Vyper V3 Python

Vyper V3 Python

A very small company competing to build the Army’s lightest vehicles just got a big lift from a heavy hitter. “This levels the playing field,” Vyper Adamas president Shane Sterling told me of his firm’s new alliance with Spartan Chassis. “We as a company now have the industrial might behind us to produce our product.”

That might comes from Michigan-based Spartan, which started out building firetrucks but expanded rapidly during the post-9/11 wars, working mainly on Mine-Resistant Ambush-Protected vehicles. The MRAPs could survive most roadside bombs but proved too heavy and awkward to maneuver offroad. The Army and Marines want to replace them with a nimbler but still well-protected Joint Light Tactical Vehicle, weighing in at a relatively modest 14,000 lbs.
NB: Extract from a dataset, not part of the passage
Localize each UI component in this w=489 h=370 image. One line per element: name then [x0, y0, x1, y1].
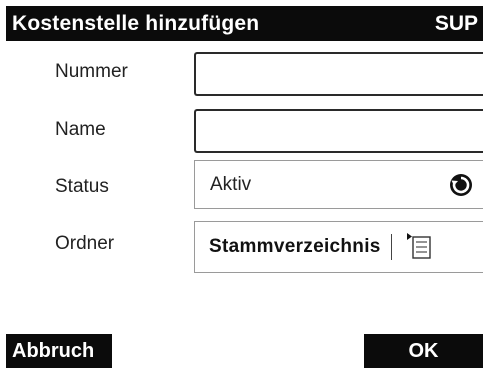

But the Army has also decided it needs something much lighter to parachute-drop in with the Airborne: a 4,500-lb Ultra-Light Combat Vehicle, an unarmored nine-man transport, and a modestly better-armored Light Reconnaissance Vehicle.

Vyper Adamas has built small numbers of innovative vehicles for special operations customers they decline to name. In the competition to build the ULCV and LRV for the so-called Big Army, however, they were dwarfed by competitors like General Dynamics and Boeing. It turns out they had a plan for that problem all along: marry their design team to Spartan’s manufacturing power.

Vyper V3 Python

Vyper V3 Python

“It says a lot about our product and reputation to have a company like Spartan behind us,” Sterling told me. “They have won numerous awards in the past five years for innovation and their ability to produce products on time.”

“As a smaller company, we are extremely nimble, with the ability to design, develop, and now implement, on an extremely large scale, the numbers of vehicles that might be asked of us,” Sterling said. “Senator McCain recently alluded to the fact that he would like smaller companies to bid and compete on contacts.  Well, Vyper is that company.”